Conservatory Gardens Engagement Session featuring Pei Pei and Andrew.
Pei Pei and Andrew hired me to shoot their engagement sessions in DUMBO first and then in a 2nd locale, the Conservatory Gardens*. When we chose the Conservatory Gardens on Museum Mile we knew we would start at the iconic iron gate, then walk our way through the formal gardens.
Finally, we ended the last shots at the fountain where Andrew was so happy, he literally jumped for joy. Furthermore, this couple had the energy together to make this whole photo session truly beautiful. You can see a snippet of their video here. And you can see the video of their sweet engagement album here.
Located at 5th Avenue and 105th street and open daily from 8am until dusk, Conservatory Garden is the only formal garden found in Central Park.
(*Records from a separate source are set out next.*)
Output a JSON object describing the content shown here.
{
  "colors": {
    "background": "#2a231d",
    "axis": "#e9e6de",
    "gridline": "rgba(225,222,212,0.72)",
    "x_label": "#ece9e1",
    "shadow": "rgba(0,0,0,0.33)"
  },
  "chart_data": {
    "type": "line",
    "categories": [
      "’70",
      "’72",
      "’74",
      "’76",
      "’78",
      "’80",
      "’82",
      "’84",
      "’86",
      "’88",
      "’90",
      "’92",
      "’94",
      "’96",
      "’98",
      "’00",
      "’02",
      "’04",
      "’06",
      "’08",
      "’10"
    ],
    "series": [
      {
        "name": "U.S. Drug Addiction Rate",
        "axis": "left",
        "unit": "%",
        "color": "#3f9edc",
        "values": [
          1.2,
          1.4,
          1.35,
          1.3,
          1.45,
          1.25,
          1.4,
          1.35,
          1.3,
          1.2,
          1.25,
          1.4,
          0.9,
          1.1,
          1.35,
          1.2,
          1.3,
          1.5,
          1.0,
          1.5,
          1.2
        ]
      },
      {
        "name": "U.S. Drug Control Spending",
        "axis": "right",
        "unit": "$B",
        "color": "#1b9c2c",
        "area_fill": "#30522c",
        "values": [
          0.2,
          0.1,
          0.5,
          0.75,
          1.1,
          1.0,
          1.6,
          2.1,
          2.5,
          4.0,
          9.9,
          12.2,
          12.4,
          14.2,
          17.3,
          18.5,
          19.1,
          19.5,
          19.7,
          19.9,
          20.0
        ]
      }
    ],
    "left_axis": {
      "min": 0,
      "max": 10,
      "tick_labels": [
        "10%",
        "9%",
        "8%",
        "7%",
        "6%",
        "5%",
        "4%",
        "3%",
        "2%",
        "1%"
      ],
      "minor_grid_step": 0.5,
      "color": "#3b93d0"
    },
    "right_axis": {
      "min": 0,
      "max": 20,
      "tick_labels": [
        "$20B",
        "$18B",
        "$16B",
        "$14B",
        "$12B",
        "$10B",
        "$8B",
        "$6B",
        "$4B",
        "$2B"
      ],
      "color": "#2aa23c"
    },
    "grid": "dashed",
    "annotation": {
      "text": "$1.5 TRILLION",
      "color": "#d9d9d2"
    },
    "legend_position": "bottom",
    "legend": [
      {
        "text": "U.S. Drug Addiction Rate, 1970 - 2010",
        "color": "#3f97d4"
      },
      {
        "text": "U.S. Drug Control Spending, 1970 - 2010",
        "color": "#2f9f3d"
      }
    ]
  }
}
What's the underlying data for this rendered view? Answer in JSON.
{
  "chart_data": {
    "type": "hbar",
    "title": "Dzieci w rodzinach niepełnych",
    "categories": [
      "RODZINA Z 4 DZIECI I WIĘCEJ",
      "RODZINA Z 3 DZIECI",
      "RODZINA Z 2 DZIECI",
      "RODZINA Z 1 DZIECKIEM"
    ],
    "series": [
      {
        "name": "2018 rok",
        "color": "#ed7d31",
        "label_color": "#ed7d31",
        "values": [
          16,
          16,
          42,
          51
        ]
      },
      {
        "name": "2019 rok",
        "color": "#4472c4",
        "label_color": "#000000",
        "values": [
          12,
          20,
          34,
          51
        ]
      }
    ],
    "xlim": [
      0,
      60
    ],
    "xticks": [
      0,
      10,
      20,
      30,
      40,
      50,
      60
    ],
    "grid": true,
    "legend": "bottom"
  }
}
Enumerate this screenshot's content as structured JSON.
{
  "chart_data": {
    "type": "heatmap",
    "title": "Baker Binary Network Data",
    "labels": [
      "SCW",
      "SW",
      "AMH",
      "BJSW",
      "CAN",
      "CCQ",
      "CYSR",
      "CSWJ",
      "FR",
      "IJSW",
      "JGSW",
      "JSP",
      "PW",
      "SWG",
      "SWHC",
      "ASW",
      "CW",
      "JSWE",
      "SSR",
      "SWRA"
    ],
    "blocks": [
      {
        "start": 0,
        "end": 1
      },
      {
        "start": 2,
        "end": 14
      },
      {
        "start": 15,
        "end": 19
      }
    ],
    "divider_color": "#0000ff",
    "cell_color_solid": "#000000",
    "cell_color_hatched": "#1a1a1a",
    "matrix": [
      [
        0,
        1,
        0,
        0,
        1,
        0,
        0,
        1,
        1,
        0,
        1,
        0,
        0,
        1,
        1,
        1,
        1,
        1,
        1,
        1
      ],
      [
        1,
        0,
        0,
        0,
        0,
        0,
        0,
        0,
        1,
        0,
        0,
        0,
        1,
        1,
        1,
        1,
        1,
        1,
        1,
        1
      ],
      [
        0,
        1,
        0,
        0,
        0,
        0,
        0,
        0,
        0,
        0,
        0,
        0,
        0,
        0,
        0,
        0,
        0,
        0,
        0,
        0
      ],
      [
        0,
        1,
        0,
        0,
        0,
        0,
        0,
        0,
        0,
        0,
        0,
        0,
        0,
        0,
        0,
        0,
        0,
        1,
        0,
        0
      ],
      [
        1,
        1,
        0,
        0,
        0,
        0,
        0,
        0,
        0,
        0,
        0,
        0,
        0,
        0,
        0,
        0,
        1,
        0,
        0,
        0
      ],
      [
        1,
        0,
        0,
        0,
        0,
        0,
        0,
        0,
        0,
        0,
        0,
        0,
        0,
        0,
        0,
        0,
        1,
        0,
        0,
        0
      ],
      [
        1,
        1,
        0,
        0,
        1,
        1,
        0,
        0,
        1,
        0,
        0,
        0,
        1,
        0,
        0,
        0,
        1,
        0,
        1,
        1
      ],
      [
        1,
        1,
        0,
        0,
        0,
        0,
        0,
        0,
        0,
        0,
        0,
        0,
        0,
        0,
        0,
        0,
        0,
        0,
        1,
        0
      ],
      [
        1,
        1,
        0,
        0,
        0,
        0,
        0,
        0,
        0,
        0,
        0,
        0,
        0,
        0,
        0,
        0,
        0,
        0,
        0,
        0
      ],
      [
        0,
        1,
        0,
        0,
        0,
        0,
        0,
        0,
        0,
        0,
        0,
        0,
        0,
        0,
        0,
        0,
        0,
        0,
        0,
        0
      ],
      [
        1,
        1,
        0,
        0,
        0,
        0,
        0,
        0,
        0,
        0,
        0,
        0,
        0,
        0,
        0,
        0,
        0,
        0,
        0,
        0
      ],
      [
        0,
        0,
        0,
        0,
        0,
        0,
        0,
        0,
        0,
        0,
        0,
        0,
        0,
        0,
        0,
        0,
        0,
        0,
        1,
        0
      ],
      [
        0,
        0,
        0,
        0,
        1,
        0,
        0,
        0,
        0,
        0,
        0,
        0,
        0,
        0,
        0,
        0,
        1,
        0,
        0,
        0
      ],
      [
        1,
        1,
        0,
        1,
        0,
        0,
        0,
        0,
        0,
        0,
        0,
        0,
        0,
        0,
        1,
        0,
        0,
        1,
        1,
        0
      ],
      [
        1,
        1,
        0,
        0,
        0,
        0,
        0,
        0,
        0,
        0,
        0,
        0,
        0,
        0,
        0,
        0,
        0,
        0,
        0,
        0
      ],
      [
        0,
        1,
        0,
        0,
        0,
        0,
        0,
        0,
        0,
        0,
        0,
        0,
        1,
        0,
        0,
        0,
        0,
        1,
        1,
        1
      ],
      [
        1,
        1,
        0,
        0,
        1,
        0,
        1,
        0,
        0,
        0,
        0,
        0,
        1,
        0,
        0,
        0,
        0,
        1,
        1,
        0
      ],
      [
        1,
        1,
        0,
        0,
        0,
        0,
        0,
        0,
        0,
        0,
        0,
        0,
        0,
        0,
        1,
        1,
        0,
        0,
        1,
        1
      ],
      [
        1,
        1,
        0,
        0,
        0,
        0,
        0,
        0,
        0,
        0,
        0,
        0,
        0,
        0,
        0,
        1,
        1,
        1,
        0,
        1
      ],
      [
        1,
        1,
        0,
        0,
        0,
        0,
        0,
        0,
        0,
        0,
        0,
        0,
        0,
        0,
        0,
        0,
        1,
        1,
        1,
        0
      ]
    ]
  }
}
The quiet, calm atmosphere of the Garden, free from runners and bicyclists, makes it an ideal spot for both weddings and relaxing afternoon walks.
Along with Conservatory Water, Conservatory Garden was opened in 1937 to replace the original but quickly deteriorating structure that had been a part of the Park’s initial plan. The Garden, designed by Gilmore D. Clarke, is composed of six acres of beautiful seasonal plants that are arranged into three styles: English, French, and Italian.
Visitors can find their way into the garden by entering through the Vanderbilt Gate, which formerly served as an entrance to the Vanderbilt mansion. From there, guests can stroll through the magnolia and lilac trees of the English garden, stopping to admire the statue of well-known author Frances Hodgson Burnett.
To the north lies the Italian garden, featuring crabapple and yew trees in addition to a large fountain and a wisteria pergola. The French garden offers spring tulips in abundance and contains Walter Schott’s sculpture, Three Dancing Maidens.
After having been largely neglected for several decades, Conservatory Garden experienced its first major restoration in the 1980’s and was reopened in 1987. In more recent years, the Garden has been restored by the Central Park Conservancy, as have all of Central Park’s major sites.